A good point, but there are plenty of pictorials out there which can be put
to great use at Kinko's with scissors and scotchtape. I would like to see
the herald that will argue against an actual, heraldic depiction on the
basis of it not being heraldic :-) Good art, however, as you point out may
make the device ineffectual. Yet, it should still be submitted, upon risk
of having it returned because of the aforementioned reasons.
>> C) This is the most important suggestion, which I employed myself with
>> success. Draw lines away from each item on your submission and LABEL it in
>> PLAIN english. Say what it is, what color it has, what orientation or
>> anything else that is necessary. It's a big form with lots of room.
>I don't know that this is most important, but I would certainly file
>that suggestion under "couldn't hurt to try".
Herladry is complex not because of it's rules, but because of the possible
variations. The more precisely and clearly something can be described, the
better. Compare it to scientific names given in latin. There is no ambiguity.
>> D) Point out the obvious. The submitters has thought over and over again
>> about his device. The Herald will see it for the first time on the
>> submission form. What is clear to the submitter may not be clear to the
>> Herald at all.
>I don't remember which herald told me this but I do remember one local
>herald saying that the first thing she does is pin the form on one side
>of the living room and then look at it from the other side of the room.
>Having the submitter do it with her eliminates many devices submitted
>that are "too busy" or have "charges drawn too small."
I do the same on my computer. I simply shrink the size of my drawing to see
what it looks like from FAR away. It's something that I've heard many
heralds say and is absolutely cruical.
>> F) If, after all this work, which is done solely by the submitter, the
>> Herald still has a question, a phone call would be more than justified.
>For the local herald, I would agree. Expecting Triton or Laurel to call
>each person with a poor form is a bit much for the volume of work those
This I have no basis to judge on, but my feeling is that if all the other
suggestions are followed there would be very few instances where a call
during a heralds meeting would be required. Especially if the local herald
also has done his/her job. Finally, if the suggestions have not been
followed it should be sent back because the submitter did not make a
complete attempt to reduce the work of the heralds.
>> G) Lastly, include a return post card with the submission forms, prestamped
>> and prewritten, that can be sent back to the submitter when the submission
>> has reached a certain point, i.e. Herald's meeting or some such point in
>That is an EXCELLENT suggestion that I have never heard voiced before.
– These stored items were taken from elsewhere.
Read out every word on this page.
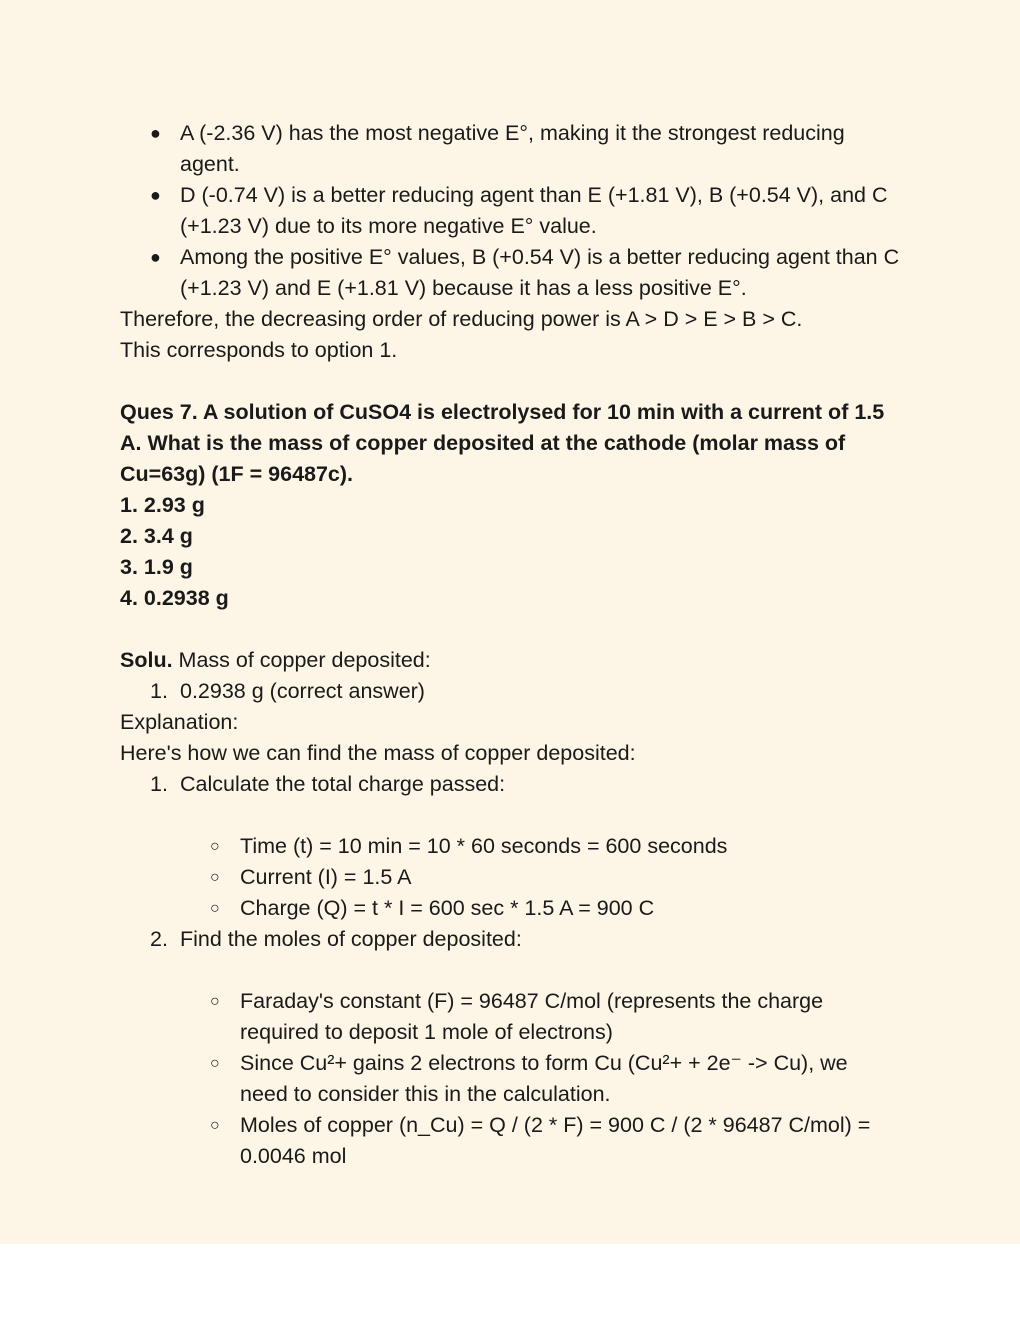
● A (-2.36 V) has the most negative E°, making it the strongest reducing agent.
● D (-0.74 V) is a better reducing agent than E (+1.81 V), B (+0.54 V), and C (+1.23 V) due to its more negative E° value.
● Among the positive E° values, B (+0.54 V) is a better reducing agent than C (+1.23 V) and E (+1.81 V) because it has a less positive E°.

Therefore, the decreasing order of reducing power is A > D > E > B > C.

This corresponds to option 1.

Ques 7. A solution of CuSO4 is electrolysed for 10 min with a current of 1.5 A. What is the mass of copper deposited at the cathode (molar mass of Cu=63g) (1F = 96487c).

1. 2.93 g

2. 3.4 g

3. 1.9 g

4. 0.2938 g

Solu. Mass of copper deposited:

1. 0.2938 g (correct answer)

Explanation:

Here's how we can find the mass of copper deposited:

1. Calculate the total charge passed:
○ Time (t) = 10 min = 10 * 60 seconds = 600 seconds
○ Current (I) = 1.5 A
○ Charge (Q) = t * I = 600 sec * 1.5 A = 900 C
2. Find the moles of copper deposited:
○ Faraday's constant (F) = 96487 C/mol (represents the charge required to deposit 1 mole of electrons)
○ Since Cu²+ gains 2 electrons to form Cu (Cu²+ + 2e⁻ -> Cu), we need to consider this in the calculation.
○ Moles of copper (n_Cu) = Q / (2 * F) = 900 C / (2 * 96487 C/mol) = 0.0046 mol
I think that the heralds in the SCA are overburdened with work and have to
deal with a subject matter that is so very personal and close to the heart
of the submitters that feelings can seriously get hurt.
Delays in submissions prevent the law-abiding SCAdian from decorating his
person and belongings with his device, which severely limits the pageantry
and colorful displays in the SCA.
The system which has been in place so far works to a certain extent, but
great improvements are necessary. New technology and communications devices
make it possible to shift much of the workload back to the submitters.
After all they only have ONE device to deal with, which is usually their own
to boot. If people are given good guidelines by the heralds office then
their workload can be greatly decreased.